MITRE ATT&CK for CySA+: Understanding All 14 Adversary Tactics

 MITRE ATT&CK 14 Stages

The "stages" of the MITRE ATT&CK Framework are officially called Tactics. In the widely used Enterprise Matrix, there are 14 Tactics that capture the tactical goals of a cyber-adversary. 

Unlike linear models like the Lockheed Martin Cyber Kill Chain, the MITRE ATT&CK framework is non-linear. Attackers can skip stages, repeat them, or run them simultaneously. 

The 14 distinct stages are broken down chronologically below into Pre-Attacking, Initial Compromise, Internal Operations, and Ultimate Objectives phases.

_______________________________________

Phase 1: Pre-Attacking 

These steps occur outside the victim's network before the actual compromise takes place. 

1. Reconnaissance: The adversary gathers data to plan future attacks. They use techniques like active port scanning, tracking public social media accounts, or leveraging Open Source Intelligence (OSINT).

2. Resource Development: The adversary builds or purchases infrastructure to support operations. This includes creating fake accounts, purchasing malicious domains, renting virtual servers, or buying pre-made malware. 

Phase 2: Initial Compromise

This phase marks the transition from planning to active entry into the environment. 

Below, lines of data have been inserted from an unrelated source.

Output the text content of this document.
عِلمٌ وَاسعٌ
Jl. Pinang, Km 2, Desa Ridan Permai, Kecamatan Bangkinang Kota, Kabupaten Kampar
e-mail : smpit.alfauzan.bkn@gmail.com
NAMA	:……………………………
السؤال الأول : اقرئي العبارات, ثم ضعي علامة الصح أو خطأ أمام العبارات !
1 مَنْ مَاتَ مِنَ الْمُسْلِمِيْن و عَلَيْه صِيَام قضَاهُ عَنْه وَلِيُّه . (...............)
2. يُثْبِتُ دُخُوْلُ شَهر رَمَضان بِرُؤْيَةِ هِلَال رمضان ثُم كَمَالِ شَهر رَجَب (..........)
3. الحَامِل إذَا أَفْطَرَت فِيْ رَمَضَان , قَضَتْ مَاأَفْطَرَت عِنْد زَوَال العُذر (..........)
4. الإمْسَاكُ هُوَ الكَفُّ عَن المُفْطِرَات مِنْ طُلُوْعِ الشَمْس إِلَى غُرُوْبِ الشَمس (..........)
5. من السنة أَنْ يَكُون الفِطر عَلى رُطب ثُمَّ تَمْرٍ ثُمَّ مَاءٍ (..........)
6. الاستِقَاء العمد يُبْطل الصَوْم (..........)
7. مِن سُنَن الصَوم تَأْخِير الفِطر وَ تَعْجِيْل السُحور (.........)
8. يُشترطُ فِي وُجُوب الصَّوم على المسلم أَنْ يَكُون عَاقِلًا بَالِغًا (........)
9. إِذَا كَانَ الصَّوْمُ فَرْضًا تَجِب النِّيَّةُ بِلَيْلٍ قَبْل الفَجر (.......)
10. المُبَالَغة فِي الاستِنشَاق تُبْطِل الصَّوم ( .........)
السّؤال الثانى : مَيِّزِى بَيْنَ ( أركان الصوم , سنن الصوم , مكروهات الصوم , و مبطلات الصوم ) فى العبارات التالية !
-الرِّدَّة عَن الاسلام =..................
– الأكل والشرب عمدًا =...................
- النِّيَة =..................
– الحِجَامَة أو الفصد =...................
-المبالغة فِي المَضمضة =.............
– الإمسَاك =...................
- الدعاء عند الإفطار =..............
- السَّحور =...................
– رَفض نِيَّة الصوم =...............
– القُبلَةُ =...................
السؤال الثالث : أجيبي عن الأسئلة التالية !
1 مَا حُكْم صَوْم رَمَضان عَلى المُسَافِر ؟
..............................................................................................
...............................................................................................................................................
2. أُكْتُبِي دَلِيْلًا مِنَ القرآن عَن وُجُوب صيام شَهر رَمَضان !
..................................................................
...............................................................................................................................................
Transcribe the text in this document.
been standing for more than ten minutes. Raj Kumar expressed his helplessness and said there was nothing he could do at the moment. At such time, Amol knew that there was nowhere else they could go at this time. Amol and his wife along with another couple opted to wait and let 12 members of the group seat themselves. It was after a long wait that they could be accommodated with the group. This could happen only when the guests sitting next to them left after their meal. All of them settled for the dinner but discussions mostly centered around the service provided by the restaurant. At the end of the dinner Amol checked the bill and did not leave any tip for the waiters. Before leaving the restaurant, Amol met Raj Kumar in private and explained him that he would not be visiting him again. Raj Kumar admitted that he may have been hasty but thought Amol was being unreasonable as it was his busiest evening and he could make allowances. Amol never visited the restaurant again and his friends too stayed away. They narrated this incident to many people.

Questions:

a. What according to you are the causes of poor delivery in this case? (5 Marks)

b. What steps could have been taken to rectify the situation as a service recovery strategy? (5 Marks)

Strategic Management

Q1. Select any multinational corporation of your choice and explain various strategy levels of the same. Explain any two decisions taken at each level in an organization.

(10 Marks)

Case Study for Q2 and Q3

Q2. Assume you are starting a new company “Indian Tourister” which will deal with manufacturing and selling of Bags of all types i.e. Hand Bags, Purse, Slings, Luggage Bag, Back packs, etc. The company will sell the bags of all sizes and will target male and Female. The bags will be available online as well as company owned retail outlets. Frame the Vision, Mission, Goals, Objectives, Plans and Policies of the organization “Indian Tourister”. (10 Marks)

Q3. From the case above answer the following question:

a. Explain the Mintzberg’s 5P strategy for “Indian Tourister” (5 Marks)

3. Initial Access: The adversary uses various means to gain a baseline foothold in your network. Classic examples include sending phishing emails, exploiting public-facing software vulnerabilities, or using stolen remote desktop (RDP) credentials. 

4. Execution: The attacker triggers malicious code on a local or remote target machine. They often abuse native system tools (like executing a malicious PowerShell command or Windows Management Instrumentation) to evade traditional antivirus software. 

Phase 3: Internal Operations (Post-Compromise) 

Once inside, attackers navigate the environment to secure and expand their control. 

5. Persistence: The adversary deploys methods to maintain their access across computer restarts, system reconfigurations, or credential resets. Common methods include creating rogue scheduled tasks or modifying system registry keys.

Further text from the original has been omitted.